The more we are given, the more God expects from us, and the more God expects from us, the more we have the means to do what is expected. Without grace, it would not be possible, but with grace, it is. No Christian denies the importance of grace. It is necessary, and without it, we will find ourselves extremely limited in what we can do (and of course, even what we can do will prove to come to us by grace, the grace given to us in our creation, the grace which gave us our natural goodness and dignity). We can become great and holy people by exercising the grace we have been given; we will find the more we engage it, the more it will grow, giving us the potential to do more and greater things. On the other hand, when we neglect it, when we leave it by itself, we can lose it all. We must not accept the grace offered to us in vain. We should work with it and engage it by doing what Christ has told us to do, to live out our lives engaging the two-fold law of law by loving God and our neighbors in and through our love for God.
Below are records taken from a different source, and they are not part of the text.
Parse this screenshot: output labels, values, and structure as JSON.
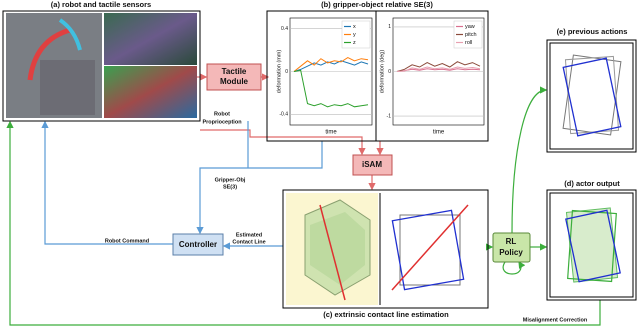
{
  "panels": {
    "a": {
      "title": "(a) robot and tactile sensors"
    },
    "b": {
      "title": "(b) gripper-object relative SE(3)"
    },
    "c": {
      "title": "(c) extrinsic contact line estimation"
    },
    "d": {
      "title": "(d) actor output"
    },
    "e": {
      "title": "(e) previous actions"
    }
  },
  "blocks": {
    "tactile_module": [
      "Tactile",
      "Module"
    ],
    "isam": "iSAM",
    "controller": "Controller",
    "rl_policy": [
      "RL",
      "Policy"
    ]
  },
  "edge_labels": {
    "robot_proprioception": [
      "Robot",
      "Proprioception"
    ],
    "gripper_obj": [
      "Gripper-Obj",
      "SE(3)"
    ],
    "estimated_contact_line": [
      "Estimated",
      "Contact Line"
    ],
    "robot_command": "Robot Command",
    "misalignment_correction": "Misalignment Correction"
  },
  "chart_data": [
    {
      "type": "line",
      "xlabel": "time",
      "ylabel": "deformation (mm)",
      "ylim": [
        -0.5,
        0.5
      ],
      "yticks": [
        0.4,
        0,
        -0.4
      ],
      "grid": true,
      "series": [
        {
          "name": "x",
          "color": "#1f77b4",
          "values": [
            0.0,
            0.02,
            0.05,
            0.08,
            0.06,
            0.09,
            0.07,
            0.1,
            0.08,
            0.06,
            0.09,
            0.07
          ]
        },
        {
          "name": "y",
          "color": "#ff7f0e",
          "values": [
            0.0,
            0.05,
            0.1,
            0.06,
            0.12,
            0.08,
            0.1,
            0.09,
            0.13,
            0.1,
            0.12,
            0.11
          ]
        },
        {
          "name": "z",
          "color": "#2ca02c",
          "values": [
            0.0,
            0.01,
            -0.3,
            -0.32,
            -0.3,
            -0.33,
            -0.31,
            -0.32,
            -0.3,
            -0.33,
            -0.32,
            -0.31
          ]
        }
      ]
    },
    {
      "type": "line",
      "xlabel": "time",
      "ylabel": "deformation (deg)",
      "ylim": [
        -1.2,
        1.2
      ],
      "yticks": [
        1,
        0,
        -1
      ],
      "grid": true,
      "series": [
        {
          "name": "yaw",
          "color": "#d9708f",
          "values": [
            0.0,
            0.02,
            0.05,
            0.03,
            0.06,
            0.04,
            0.05,
            0.03,
            0.06,
            0.04,
            0.05,
            0.04
          ]
        },
        {
          "name": "pitch",
          "color": "#8b4a3a",
          "values": [
            0.0,
            0.05,
            0.15,
            0.1,
            0.2,
            0.12,
            0.18,
            0.1,
            0.22,
            0.15,
            0.2,
            0.12
          ]
        },
        {
          "name": "roll",
          "color": "#e8a0b0",
          "values": [
            0.0,
            0.01,
            0.08,
            0.05,
            0.1,
            0.06,
            0.08,
            0.05,
            0.1,
            0.07,
            0.09,
            0.06
          ]
        }
      ]
    }
  ]
}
We are expected to work with others, knowing that our grace is not given to us for our use alone; it is meant to be shared, which is why the apostles did more than sit back and do nothing, but actively worked together for the good of all:
Working together with him, then, we entreat you not to accept the grace of God in vain. For he says, “At the acceptable time I have listened to you, and helped you on the day of salvation.” Behold, now is the acceptable time; behold, now is the day of salvation (2 Cor. 6:1-2 RSV).
Now is the time to act. Now is the time for us to live. Our time is important. We are expected to make the best of it. This is why we must not hide the grace given to us. We must not neglect to use it. We must engage it, for it is only in this fashion will we truly find ourselves being transformed by it. The more we embrace it, the more we will share the fruits of that grace with others, doing so out of love, working together with them so that together, we find the fruit of our grace is multiplied exponentially. So long as we think grace is given to us individually, and given to us so that it does everything without us doing anything, we have not properly received it. Let us not be like the man who hid the talent given to him, for what happened to him in the parable is a warning what could happen to us if we do not properly work with the grace given to us. We will find Jesus will be disappointed in us, and in the end, we risk finding the grace we thought we had vanishing, as we never properly accepted it.